At an international hospitality group in the Middle East, Marty helped uncover what management later determined to be years of systematic theft involving a bookkeeper, food inventory losses involving kitchen staff, and revenue reporting inaccuracies that distorted the true profitability of food operations.
Once corrected, management estimated recurring losses of roughly $20,000 per month had been eliminated.
Beyond Dashboards
The rise of restaurant analytics is hardly new. Operators have access to more dashboards than ever before.
Khatri argues that dashboards are precisely the problem.
“The industry has become very good at showing owners charts,” he says. “What owners actually need is someone to tell them what the chart means and what action they should take.”
Rather than requiring operators to interpret dozens of reports, Marty delivers two primary outputs.
The first is real-time operational alerts throughout the day. A restaurant manager might receive a notification that sales are running significantly below historical norms and labor should be reduced immediately. Another alert could flag abnormal void activity from an employee or identify that a delivery platform has stopped receiving orders during peak hours.
The second is what the company calls the Morning Receipt—a concise daily operational summary delivered before opening. Instead of forcing owners to sift through reports, the system highlights the most important issues, quantifies potential savings, and recommends specific actions.
The goal is not to provide more information.
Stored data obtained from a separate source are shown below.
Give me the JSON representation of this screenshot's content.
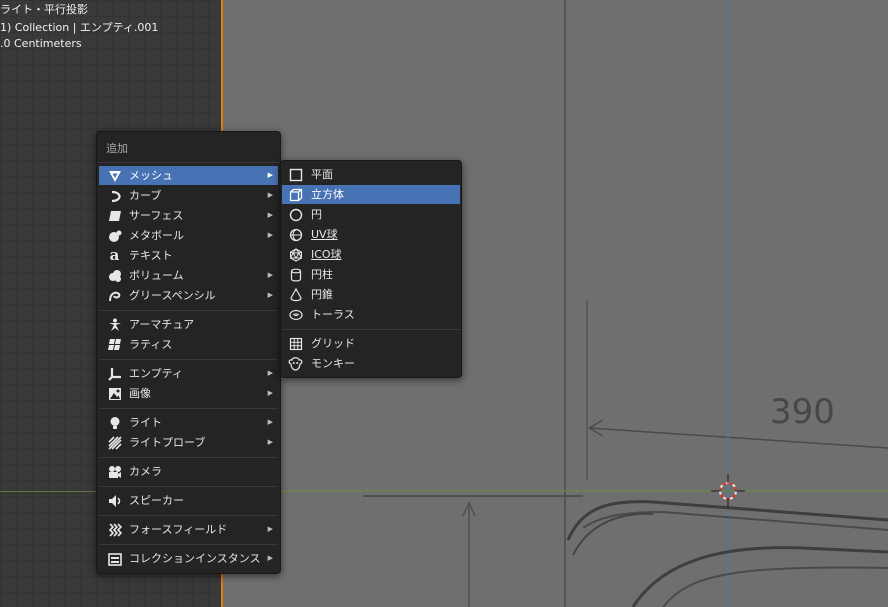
{
  "viewport": {
    "info_line1": "ライト・平行投影",
    "info_line2": "1) Collection | エンプティ.001",
    "info_line3": ".0 Centimeters",
    "dimension_label": "390"
  },
  "add_menu": {
    "title": "追加",
    "items": [
      {
        "label": "メッシュ",
        "icon": "mesh-icon",
        "submenu": true,
        "highlighted": true
      },
      {
        "label": "カーブ",
        "icon": "curve-icon",
        "submenu": true
      },
      {
        "label": "サーフェス",
        "icon": "surface-icon",
        "submenu": true
      },
      {
        "label": "メタボール",
        "icon": "metaball-icon",
        "submenu": true
      },
      {
        "label": "テキスト",
        "icon": "text-icon",
        "submenu": false
      },
      {
        "label": "ボリューム",
        "icon": "volume-icon",
        "submenu": true
      },
      {
        "label": "グリースペンシル",
        "icon": "grease-pencil-icon",
        "submenu": true
      },
      {
        "label": "アーマチュア",
        "icon": "armature-icon",
        "submenu": false
      },
      {
        "label": "ラティス",
        "icon": "lattice-icon",
        "submenu": false
      },
      {
        "label": "エンプティ",
        "icon": "empty-icon",
        "submenu": true
      },
      {
        "label": "画像",
        "icon": "image-icon",
        "submenu": true
      },
      {
        "label": "ライト",
        "icon": "light-icon",
        "submenu": true
      },
      {
        "label": "ライトプローブ",
        "icon": "light-probe-icon",
        "submenu": true
      },
      {
        "label": "カメラ",
        "icon": "camera-icon",
        "submenu": false
      },
      {
        "label": "スピーカー",
        "icon": "speaker-icon",
        "submenu": false
      },
      {
        "label": "フォースフィールド",
        "icon": "force-field-icon",
        "submenu": true
      },
      {
        "label": "コレクションインスタンス",
        "icon": "collection-instance-icon",
        "submenu": true
      }
    ]
  },
  "mesh_submenu": {
    "items": [
      {
        "label": "平面",
        "icon": "plane-icon"
      },
      {
        "label": "立方体",
        "icon": "cube-icon",
        "highlighted": true
      },
      {
        "label": "円",
        "icon": "circle-icon"
      },
      {
        "label": "UV球",
        "icon": "uv-sphere-icon"
      },
      {
        "label": "ICO球",
        "icon": "ico-sphere-icon"
      },
      {
        "label": "円柱",
        "icon": "cylinder-icon"
      },
      {
        "label": "円錐",
        "icon": "cone-icon"
      },
      {
        "label": "トーラス",
        "icon": "torus-icon"
      },
      {
        "label": "グリッド",
        "icon": "grid-icon"
      },
      {
        "label": "モンキー",
        "icon": "monkey-icon"
      }
    ]
  },
  "colors": {
    "accent_highlight": "#4772b3",
    "active_border": "#e07b16",
    "x_axis": "#6b8f3a",
    "y_axis": "#4a7bbf"
  }
}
It is to provide clarity.
“We don’t want restaurant owners spending hours analyzing data,” Khatri says. “We want them spending minutes understanding what matters.”
The Emergence Of The AI General Manager
Marty’s broader vision reflects a growing shift in how artificial intelligence is being deployed across businesses.
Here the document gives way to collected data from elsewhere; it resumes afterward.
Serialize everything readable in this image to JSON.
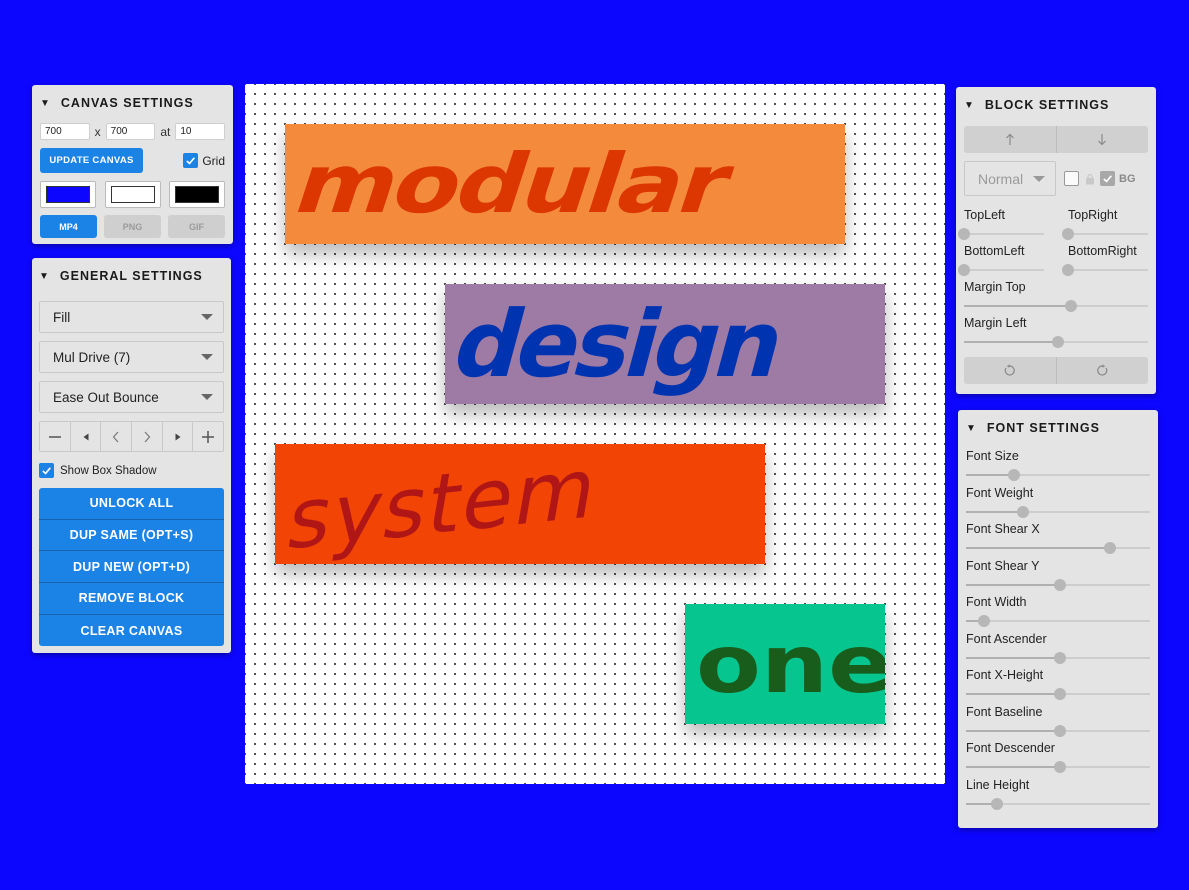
{
  "canvas_settings": {
    "title": "CANVAS SETTINGS",
    "width": "700",
    "x_label": "x",
    "height": "700",
    "at_label": "at",
    "grid_size": "10",
    "update_button": "UPDATE CANVAS",
    "grid_label": "Grid",
    "grid_checked": true,
    "swatches": [
      "#0d06ff",
      "#ffffff",
      "#000000"
    ],
    "export_buttons": [
      "MP4",
      "PNG",
      "GIF"
    ]
  },
  "general_settings": {
    "title": "GENERAL SETTINGS",
    "fill_mode": "Fill",
    "drive_mode": "Mul Drive (7)",
    "easing": "Ease Out Bounce",
    "show_box_shadow_label": "Show Box Shadow",
    "show_box_shadow_checked": true,
    "actions": [
      "UNLOCK ALL",
      "DUP SAME (OPT+S)",
      "DUP NEW (OPT+D)",
      "REMOVE BLOCK",
      "CLEAR CANVAS"
    ]
  },
  "canvas": {
    "background": "#ffffff",
    "blocks": [
      {
        "text": "modular",
        "bg": "#f48a3b",
        "color": "#dc3700"
      },
      {
        "text": "design",
        "bg": "#9e7ba5",
        "color": "#0033b0"
      },
      {
        "text": "system",
        "bg": "#f24405",
        "color": "#b01616"
      },
      {
        "text": "one",
        "bg": "#06c58e",
        "color": "#195d1c"
      }
    ]
  },
  "block_settings": {
    "title": "BLOCK SETTINGS",
    "blend_mode": "Normal",
    "bg_label": "BG",
    "top_left_label": "TopLeft",
    "top_right_label": "TopRight",
    "bottom_left_label": "BottomLeft",
    "bottom_right_label": "BottomRight",
    "margin_top_label": "Margin Top",
    "margin_left_label": "Margin Left",
    "top_left": 0,
    "top_right": 0,
    "bottom_left": 0,
    "bottom_right": 0,
    "margin_top": 0.58,
    "margin_left": 0.51
  },
  "font_settings": {
    "title": "FONT SETTINGS",
    "sliders": [
      {
        "label": "Font Size",
        "value": 0.26
      },
      {
        "label": "Font Weight",
        "value": 0.31
      },
      {
        "label": "Font Shear X",
        "value": 0.78
      },
      {
        "label": "Font Shear Y",
        "value": 0.51
      },
      {
        "label": "Font Width",
        "value": 0.1
      },
      {
        "label": "Font Ascender",
        "value": 0.51
      },
      {
        "label": "Font X-Height",
        "value": 0.51
      },
      {
        "label": "Font Baseline",
        "value": 0.51
      },
      {
        "label": "Font Descender",
        "value": 0.51
      },
      {
        "label": "Line Height",
        "value": 0.17
      }
    ]
  }
}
Rather than replacing workers, many of the most successful AI applications are functioning as force multipliers for management teams.
In restaurants, where operators often oversee multiple locations while juggling staffing, customer experience, food quality, and profitability, the need for additional oversight has become increasingly acute.
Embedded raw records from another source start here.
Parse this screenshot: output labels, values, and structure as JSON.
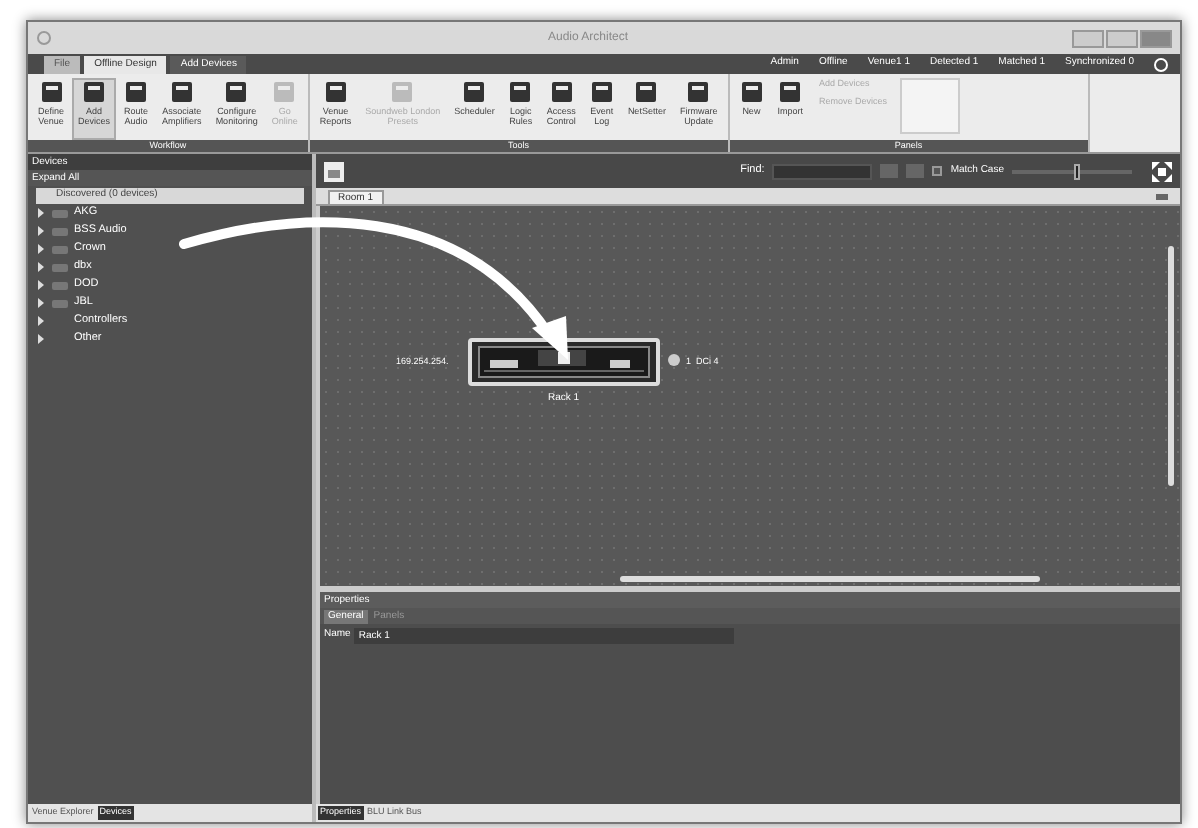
{
  "window": {
    "title": "Audio Architect"
  },
  "menu_tabs": [
    {
      "label": "File",
      "selected": false
    },
    {
      "label": "Offline Design",
      "selected": true
    },
    {
      "label": "Add Devices",
      "selected": false
    }
  ],
  "status_items": [
    "Admin",
    "Offline",
    "Venue1 1",
    "Detected 1",
    "Matched 1",
    "Synchronized 0"
  ],
  "ribbon_groups": [
    {
      "label": "Workflow",
      "buttons": [
        {
          "label": "Define\nVenue",
          "selected": false,
          "disabled": false
        },
        {
          "label": "Add\nDevices",
          "selected": true,
          "disabled": false
        },
        {
          "label": "Route\nAudio",
          "selected": false,
          "disabled": false
        },
        {
          "label": "Associate\nAmplifiers",
          "selected": false,
          "disabled": false
        },
        {
          "label": "Configure\nMonitoring",
          "selected": false,
          "disabled": false
        },
        {
          "label": "Go\nOnline",
          "selected": false,
          "disabled": true
        }
      ]
    },
    {
      "label": "Tools",
      "buttons": [
        {
          "label": "Venue\nReports",
          "selected": false,
          "disabled": false
        },
        {
          "label": "Soundweb London\nPresets",
          "selected": false,
          "disabled": true
        },
        {
          "label": "Scheduler",
          "selected": false,
          "disabled": false
        },
        {
          "label": "Logic\nRules",
          "selected": false,
          "disabled": false
        },
        {
          "label": "Access\nControl",
          "selected": false,
          "disabled": false
        },
        {
          "label": "Event\nLog",
          "selected": false,
          "disabled": false
        },
        {
          "label": "NetSetter",
          "selected": false,
          "disabled": false
        },
        {
          "label": "Firmware\nUpdate",
          "selected": false,
          "disabled": false
        }
      ]
    },
    {
      "label": "Panels",
      "buttons": [
        {
          "label": "New",
          "selected": false,
          "disabled": false
        },
        {
          "label": "Import",
          "selected": false,
          "disabled": false
        }
      ],
      "side_items": [
        {
          "label": "Add Devices",
          "disabled": true
        },
        {
          "label": "Remove Devices",
          "disabled": true
        }
      ]
    }
  ],
  "devices_panel": {
    "title": "Devices",
    "expand_all": "Expand All",
    "discovered": {
      "label": "Discovered (0 devices)",
      "selected": true
    },
    "tree": [
      {
        "label": "AKG",
        "expanded": false,
        "selected": false
      },
      {
        "label": "BSS Audio",
        "expanded": false,
        "selected": false
      },
      {
        "label": "Crown",
        "expanded": false,
        "selected": false
      },
      {
        "label": "dbx",
        "expanded": false,
        "selected": false
      },
      {
        "label": "DOD",
        "expanded": false,
        "selected": false
      },
      {
        "label": "JBL",
        "expanded": false,
        "selected": false
      },
      {
        "label": "Controllers",
        "expanded": false,
        "selected": false
      },
      {
        "label": "Other",
        "expanded": false,
        "selected": false
      }
    ]
  },
  "toolbar": {
    "find_label": "Find:",
    "match_case": {
      "label": "Match Case",
      "checked": false
    },
    "zoom": {
      "level": 0.55
    }
  },
  "room_tabs": [
    {
      "label": "Room 1",
      "selected": true
    }
  ],
  "canvas": {
    "device": {
      "name": "Rack 1",
      "address": "169.254.254.",
      "output": "1  DCi 4"
    }
  },
  "properties": {
    "title": "Properties",
    "tabs": [
      {
        "label": "General",
        "selected": true
      },
      {
        "label": "Panels",
        "selected": false
      }
    ],
    "name_label": "Name",
    "name_value": "Rack 1"
  },
  "left_tabs": [
    {
      "label": "Venue Explorer",
      "selected": false
    },
    {
      "label": "Devices",
      "selected": true
    }
  ],
  "right_tabs": [
    {
      "label": "Properties",
      "selected": true
    },
    {
      "label": "BLU Link Bus",
      "selected": false
    }
  ]
}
Marty integrates with major restaurant technology platforms including Toast, Aloha, SpotOn, PAR Brink, Restaurant365, MarginEdge, 7shifts, and others. Instead of requiring restaurants to replace existing systems, the platform acts as an intelligence layer that connects them.
That approach appears to be resonating. According to the company, Marty is experiencing double-digit weekly growth in usage, while customer retention remains strong as operators expand deployments across additional locations.
“We’re not trying to replace anyone’s technology stack,” Khatri says. “We’re trying to become the intelligence layer that makes all of those systems more valuable.”
From Personal Experience To Industry Solution
For Khatri, the motivation behind Marty is deeply personal.
He recalls watching his immigrant father build a successful business over many years, only to discover that a trusted accountant had allegedly stolen millions of dollars over more than a decade without detection.
Neither the bank nor external auditors identified the issue. By the time it was uncovered, the damage had already been done.
“My dad built a $20 million business and still didn’t have the visibility to see what was happening,” Khatri says. “A lot of restaurant owners are facing the same challenge today. They don’t know where the problem is until it’s already become expensive.”
That experience shaped the philosophy behind Marty.
Instead of building another reporting platform, Khatri wanted to create the analyst his father never had—one capable of continuously monitoring operations, identifying anomalies, and translating complex information into actionable decisions.
“Marty is essentially the analyst I wish my dad had,” he says. “The difference is that now we’re putting that capability in the hands of restaurant operators running two locations, five locations, or twenty locations.”
As AI adoption accelerates across the hospitality sector, the technology may ultimately be judged not by how much data it can process, but by how much uncertainty it can remove.
For restaurant owners navigating thin margins and constant operational complexity, that peace of mind may prove just as valuable as the savings themselves.